まず、情報を整理しよう。三人の名前、学年、組はわかった。そして、僕を待っていた目的も。その三人が所属している部活は三人で作った環境整備部。

 中学校では、部活は最低五人部員が必要だった。

「環境整備部って部員は三人なんですか? 三人で部活が作れるのですか? 他にも部員が?」

「環境整備部、通称『万屋』。普通は三人じゃ部活は作れないけど、例外でな。私たちが卒業したら、廃部という条件で成立している。あと、他に部員はいない。ちなみに顧問は英語の教師だ」

 透さんが淡々と語ったのに対し、納得して頷いた。例外、と言われればそれで説明になっている。

 そして、一度聞いてしまったら、透さんの言葉遣いに違和感はなかった。自分のことは『私』と言っている辺り、言葉遣いは一種の個性だと感じられる。特に偏見はなかった。

 透さんの発言によって、また疑問が増えた。通称、万屋。『万』というのであるから、部の活動はなんでもするということが予想できる。

「その部に、なぜ僕を誘うのですか?」

「部長である聖が選んだからだ。聖の勘は当たるからな。君が必要だということだ」

 勘を頼りにするなんて、そんな非科学的なことを信じるような人に学人さんは見えなかった。しかし、透さんも同様に聖さんを信じている。以前に実績があるのかもしれない。

 その聖さんが僕を選んだ。それだけが、絶対のようだった。

「それで、僕は何をすればいいんですか?」

「由宇は由宇であればいいんだよ。部を手伝ってもらうかも知れないけど、無理はしなくていいから」

 にこにこと、聖さんは答えた。由宇、と名前で呼ばれたことに不快感はない。いつもは馴れ馴れしい態度は警戒に値するが、不思議とこの人は大丈夫だと思えた。

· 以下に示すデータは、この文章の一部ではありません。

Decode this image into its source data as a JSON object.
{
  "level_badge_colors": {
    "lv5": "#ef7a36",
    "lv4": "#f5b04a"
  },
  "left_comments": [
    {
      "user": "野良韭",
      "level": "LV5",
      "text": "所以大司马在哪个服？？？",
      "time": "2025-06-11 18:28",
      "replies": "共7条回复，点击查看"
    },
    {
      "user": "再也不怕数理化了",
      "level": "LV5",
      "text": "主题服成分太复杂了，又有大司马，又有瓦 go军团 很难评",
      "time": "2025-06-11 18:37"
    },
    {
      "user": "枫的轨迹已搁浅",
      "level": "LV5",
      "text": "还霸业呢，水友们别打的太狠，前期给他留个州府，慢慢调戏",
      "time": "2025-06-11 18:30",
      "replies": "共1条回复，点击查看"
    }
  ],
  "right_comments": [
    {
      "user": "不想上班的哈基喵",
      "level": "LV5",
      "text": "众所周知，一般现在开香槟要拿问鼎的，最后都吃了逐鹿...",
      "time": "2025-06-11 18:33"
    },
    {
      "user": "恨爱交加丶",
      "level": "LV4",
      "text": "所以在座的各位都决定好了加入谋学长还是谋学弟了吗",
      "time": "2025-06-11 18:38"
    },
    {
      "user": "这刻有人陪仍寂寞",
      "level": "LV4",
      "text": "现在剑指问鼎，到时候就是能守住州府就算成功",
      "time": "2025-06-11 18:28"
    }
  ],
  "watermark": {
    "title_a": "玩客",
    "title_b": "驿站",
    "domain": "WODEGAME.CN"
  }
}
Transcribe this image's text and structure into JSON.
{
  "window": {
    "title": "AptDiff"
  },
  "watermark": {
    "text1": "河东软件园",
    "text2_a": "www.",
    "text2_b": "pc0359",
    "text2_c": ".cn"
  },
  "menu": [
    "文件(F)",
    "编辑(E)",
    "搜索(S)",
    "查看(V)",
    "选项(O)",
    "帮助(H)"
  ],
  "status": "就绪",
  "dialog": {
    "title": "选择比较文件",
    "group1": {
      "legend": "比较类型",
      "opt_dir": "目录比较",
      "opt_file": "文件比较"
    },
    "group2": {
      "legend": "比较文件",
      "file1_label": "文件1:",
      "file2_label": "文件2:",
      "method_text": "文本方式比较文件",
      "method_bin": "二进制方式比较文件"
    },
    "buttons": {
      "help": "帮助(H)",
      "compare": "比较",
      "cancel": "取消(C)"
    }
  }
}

 無条件に受け入れるという姿勢に惹かれたのかもしれない。自分に理由を付けた。

「じゃあ、また明日。部室は特別棟の三階、物理準備室の隣だからね」

 聖さんはバイバイ、と手を振って校門へ向かって行った。意外と別れはあっさりとしている。その後に二人は続いた。

 三人は、桜に紛れて消えたように見えた。夢でも見ていたような感覚がする。それでも、桜は現実しか見せなかった。淡い匂いが、先程の出来事を頭に刻み込ませた。